Aerospatiale SA-330 Puma P2-PAZ (c/n 1459) in New Guinea (Nigel Apperley)
Country of origin:
Medium-lift utility helicopter
Two 1,175-kw (1,575-shp) Turbomeca IVC turboshafts
- Rotor diameter: 15.08 m (49 ft 2 ½ in)
- Fuselage length: 14.06 m (46 ft 1 ½ in)
- Height: 5.14 m (16 ft 10 in)
- Max speed: 262 km/h (163 mph)
- Max continuous cruising speed at sea level: 257 km/h (159 mph)
- Max inclined rate of climb: 426 m/min (1,400 ft/min)
- Hovering ceiling in ground effect: 2,230 m (7,315 ft)
- Max range with standard fuel: 550 km (342 miles)
- Empty weight: 3,615 kg (7,969 lb)
- Loaded weight: 7,500 kg (16,534 lb)
The Puma series of helicopters was designed and developed by the National Aerospatiale Company in France in the early 1960s to meet a requirement of the French Army for a medium-lift, twin-engine, helicopter. In this role the Puma could accommodate a crew of two and sixteen troops.

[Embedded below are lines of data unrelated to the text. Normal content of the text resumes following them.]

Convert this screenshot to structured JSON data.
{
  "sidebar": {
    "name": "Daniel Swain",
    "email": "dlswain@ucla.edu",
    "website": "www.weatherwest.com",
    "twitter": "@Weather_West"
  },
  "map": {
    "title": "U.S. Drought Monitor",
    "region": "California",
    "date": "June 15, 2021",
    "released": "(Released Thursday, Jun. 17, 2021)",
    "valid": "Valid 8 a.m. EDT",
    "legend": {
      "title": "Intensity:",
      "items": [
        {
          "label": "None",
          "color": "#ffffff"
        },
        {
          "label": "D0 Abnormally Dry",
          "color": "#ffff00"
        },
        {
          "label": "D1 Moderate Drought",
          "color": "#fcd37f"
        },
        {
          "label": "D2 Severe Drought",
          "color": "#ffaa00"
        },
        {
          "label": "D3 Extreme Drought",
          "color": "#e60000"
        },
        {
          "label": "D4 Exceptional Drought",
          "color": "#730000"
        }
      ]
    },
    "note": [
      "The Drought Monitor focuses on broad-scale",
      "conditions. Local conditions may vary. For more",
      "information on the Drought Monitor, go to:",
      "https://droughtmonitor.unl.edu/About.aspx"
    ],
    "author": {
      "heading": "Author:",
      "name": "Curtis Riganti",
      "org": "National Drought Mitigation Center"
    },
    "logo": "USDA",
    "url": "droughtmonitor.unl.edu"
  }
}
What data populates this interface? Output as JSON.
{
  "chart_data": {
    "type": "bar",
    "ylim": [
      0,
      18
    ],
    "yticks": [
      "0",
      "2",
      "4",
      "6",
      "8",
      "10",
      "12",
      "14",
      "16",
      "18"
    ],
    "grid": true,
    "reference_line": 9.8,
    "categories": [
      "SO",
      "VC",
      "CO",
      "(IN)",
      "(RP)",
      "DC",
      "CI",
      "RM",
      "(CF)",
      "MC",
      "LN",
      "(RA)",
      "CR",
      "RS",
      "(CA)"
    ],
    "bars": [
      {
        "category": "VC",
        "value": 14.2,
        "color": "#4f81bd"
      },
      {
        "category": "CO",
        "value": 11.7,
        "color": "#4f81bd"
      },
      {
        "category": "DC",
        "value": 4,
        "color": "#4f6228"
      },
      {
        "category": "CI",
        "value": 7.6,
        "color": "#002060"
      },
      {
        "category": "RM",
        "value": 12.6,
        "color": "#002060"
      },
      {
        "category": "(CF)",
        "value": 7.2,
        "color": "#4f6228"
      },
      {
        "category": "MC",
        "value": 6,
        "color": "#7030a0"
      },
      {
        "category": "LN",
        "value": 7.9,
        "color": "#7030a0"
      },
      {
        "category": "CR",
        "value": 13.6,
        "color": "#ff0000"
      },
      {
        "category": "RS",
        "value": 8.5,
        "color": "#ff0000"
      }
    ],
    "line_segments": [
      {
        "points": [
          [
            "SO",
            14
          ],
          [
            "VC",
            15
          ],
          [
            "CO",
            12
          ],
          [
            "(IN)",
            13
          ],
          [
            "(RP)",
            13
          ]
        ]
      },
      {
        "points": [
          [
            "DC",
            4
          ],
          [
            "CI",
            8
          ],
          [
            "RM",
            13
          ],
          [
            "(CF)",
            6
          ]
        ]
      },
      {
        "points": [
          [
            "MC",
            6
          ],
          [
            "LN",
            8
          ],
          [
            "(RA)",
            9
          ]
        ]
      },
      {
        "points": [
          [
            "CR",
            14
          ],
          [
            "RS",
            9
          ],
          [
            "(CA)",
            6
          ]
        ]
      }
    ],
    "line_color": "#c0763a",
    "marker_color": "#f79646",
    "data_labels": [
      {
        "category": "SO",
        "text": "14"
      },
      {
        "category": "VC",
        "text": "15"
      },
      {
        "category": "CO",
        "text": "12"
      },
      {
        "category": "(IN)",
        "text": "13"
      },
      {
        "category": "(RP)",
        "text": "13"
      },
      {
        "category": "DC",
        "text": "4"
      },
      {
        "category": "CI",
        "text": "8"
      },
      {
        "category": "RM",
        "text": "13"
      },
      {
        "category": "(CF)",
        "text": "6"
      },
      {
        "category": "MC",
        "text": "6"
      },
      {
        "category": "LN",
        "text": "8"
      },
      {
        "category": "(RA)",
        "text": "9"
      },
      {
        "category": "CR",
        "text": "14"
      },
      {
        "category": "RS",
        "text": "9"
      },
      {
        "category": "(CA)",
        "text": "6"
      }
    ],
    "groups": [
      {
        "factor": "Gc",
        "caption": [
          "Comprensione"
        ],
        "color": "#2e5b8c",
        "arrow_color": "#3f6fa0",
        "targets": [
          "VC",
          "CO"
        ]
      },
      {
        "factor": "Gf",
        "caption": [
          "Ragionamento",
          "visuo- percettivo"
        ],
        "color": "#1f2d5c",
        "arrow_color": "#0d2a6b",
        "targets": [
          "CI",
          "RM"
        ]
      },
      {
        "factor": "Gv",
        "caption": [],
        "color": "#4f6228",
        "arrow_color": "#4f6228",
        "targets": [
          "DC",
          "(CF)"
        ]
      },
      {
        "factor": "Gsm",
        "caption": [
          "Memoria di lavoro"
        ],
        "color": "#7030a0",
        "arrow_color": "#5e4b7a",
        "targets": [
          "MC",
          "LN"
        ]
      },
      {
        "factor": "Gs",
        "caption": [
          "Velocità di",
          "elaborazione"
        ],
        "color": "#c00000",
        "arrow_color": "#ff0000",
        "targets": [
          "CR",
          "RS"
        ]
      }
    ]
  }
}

The prototype was flown for the first time on 15 April 1965 powered by 1,268-kw (1,700-shp) Turbomeca Makila turboshafts, and the type was immediately ordered for the French Army, with the first production batch being known as the SA 330B. After discussions with the British Government, the Puma then became one of three helicopters included in an Anglo-French co-production agreement, and the type entered service with the British Army. This model became known as the SA-330E, and differed only slightly from the French model. Both models, the SA 330B and 330E, were powered by two 991-kw (1,328-shp) Turbomeca Turmo III C4 turboshafts.
The Puma was also developed for the civil medium-lift role, and the prototype of this model, the SA 330F, fitted with two 1,175-kw (1,575-shp) Turbomeca IVCC turboshafts, was flown for the first time on 26 September 1969. The SA 330F was marketed mainly in the passenger role, and could carry a crew of two and sixteen passengers. It has seen work with commuter airlines, and with oil companies for off-shore oil-rig work; or with eight to twelve passengers in the VIP role. In the civil cargo role the SA 330C, a special freight variant, could lift 3,000 kg (6,600 lb) under the fuselage on an internally mounted sling. This variant had Turmo III C4 turboshafts, and was later replaced on the production line by the 330G with Turmo IVC engine.
Further development led to the SA 330G, the 330J for the passenger role, and the 330L, another cargo variant, which had newer technology main rotors of composite construction and a higher certificated gross weight. The type has been very popular around the world, and a number have been operated in this region on off-shore oil rig work by Bristow Helicopters, a British company, and Lloyds Helicopters. Aircraft registered include SA 330Js: VH-BHO (c/n 1526) registered in January 1979 and exported to Malaysia as 9M-SSI in January 1981. It later returned as VH-WOA (ex 9M-SSI, G-BFSV, VH-BHO, G-PFSV). Others have included VH-WOB (c/n 1472 – ex-G-BERG); VH-WOC (c/n 1475 – ex –G-BERI); VH-WOD (c/n 1478 – ex G-BFEU); and VH-WOF (c/n 1508 – ex G-BFKZ).